Sons of Liberty: Inside the Revolutionary 3-Night Miniseries
It's the ultimate origin story. History's Sons of Liberty, a three-night miniseries set 10 years before the American Revolution, tracks a soon-to-be-legendary group of young guns–Sam Adams, Paul Revere, John Hancock, John Adams, and Dr. Joseph Warren–as they set about freeing the 13 colonies from Mother England. But there's nothing star-spangled about it.
"When most people think of the Founding Fathers, they picture a bunch of stuffy old guys with powdered wigs and quill pens who got in a room and decided to start a country," says History's general manager Dirk Hoogstra of the miniseries, which began last night. "The real story has been muddled and twisted and lost along the way. These men weren't gods. They were flawed and vulnerable human beings with vastly different ideas about freedom. And some were acting out of pure self-interest."
What's more, their fight for independence–clandestinely organized in bars and back alleys–was chaotic, sometimes dishonorable, and frequently booze-fueled. The notion of freedom wasn't popular with most of their fellow colonists, who were unaware their human rights were being violated by King George III and didn't see the point of rebellion. In fact, the very idea of splitting from the Crown was so out-there that Benjamin Franklin, played by Breaking Bad's Dean Norris, pronounces it "bats--t crazy."
Hoogstra knows he'll likely catch flak for such anachronistic dialogue. "But I'm OK with that, because it's the perfect description of this unfathomable undertaking," he says. "We're talking about men who picked up their rakes and hoes and rusty muskets and went up against the biggest, most seasoned military in the world. It's still hard to believe that it actually happened...or that it worked."
Also starring Jason O'Mara (George Washington), Rafe Spall (Hancock), Ryan Eggold (Warren), and former E.T. tyke Henry Thomas (John Adams), Sons is not A-list-packed like History's hit 2012 miniseries Hatfields & McCoys, which boasted Kevin Costner and Bill Paxton, or its upcoming Texas Rising, with Paxton, Ray Liotta, and Brendan Fraser–and that's on purpose. "The subject matter here is so strong, we didn't feel the need to go out and chase big movie actors," says Hoogstra. "This is material that everyone, no matter your political beliefs, can rally behind, and that's rare in a country as divided as ours."
Sons puts much of its focus on rowdy but kindhearted maltmaker Sam Adams, played by Brit heartthrob Ben Barnes (The Chronicles of Narnia). "Adams was one of the premier architects of the revolution and a real hero," says Barnes, "which makes it all the more unfortunate that he's better known these days as the face on a bottle of beer.

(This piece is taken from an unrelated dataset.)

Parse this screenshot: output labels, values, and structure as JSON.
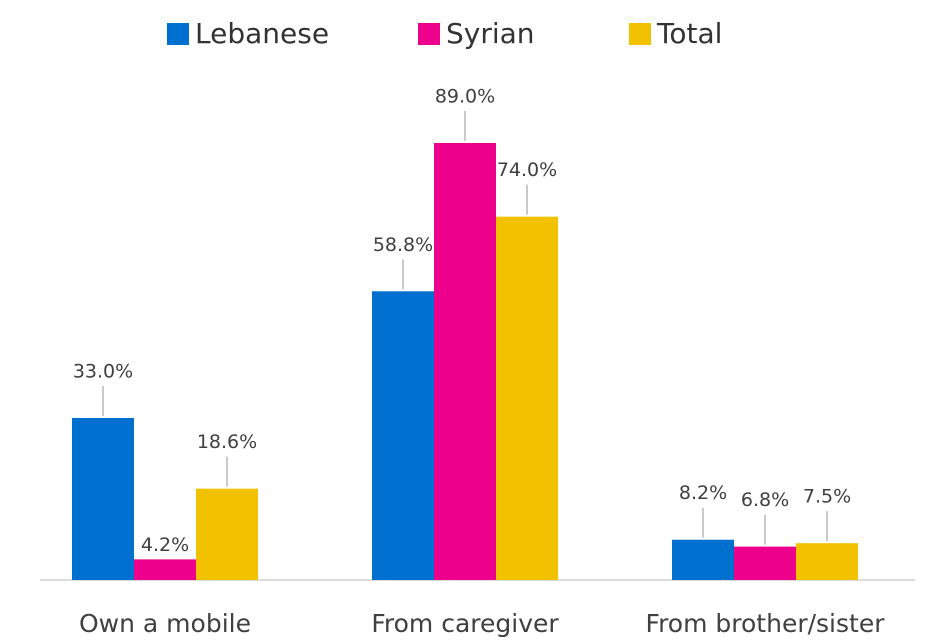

He was at the dead center of everything."
It was Adams's job to collect the king's taxes from the colonists, many of them already so poor they were barely surviving. "He just couldn't bear it," says Barnes. "Sam was a bit of a Robin Hood, allowing the people of his community to default on their taxes and taking on the burden, and potential punishment, himself. He was just a guy without a plan, but he was willing to stand up and say, 'We are being oppressed, and this must stop.'"
Not to take anything away from the war to come or the signing of the Declaration of Independence, but Barnes claims that the buildup to these events–as depicted in Sons–is really the best part. "It's like those early scenes in Ocean's 11 when you see this crazy gang coming together," says the actor, adding with a laugh, "Hey, if the formation of America wasn't a great heist, then what was?"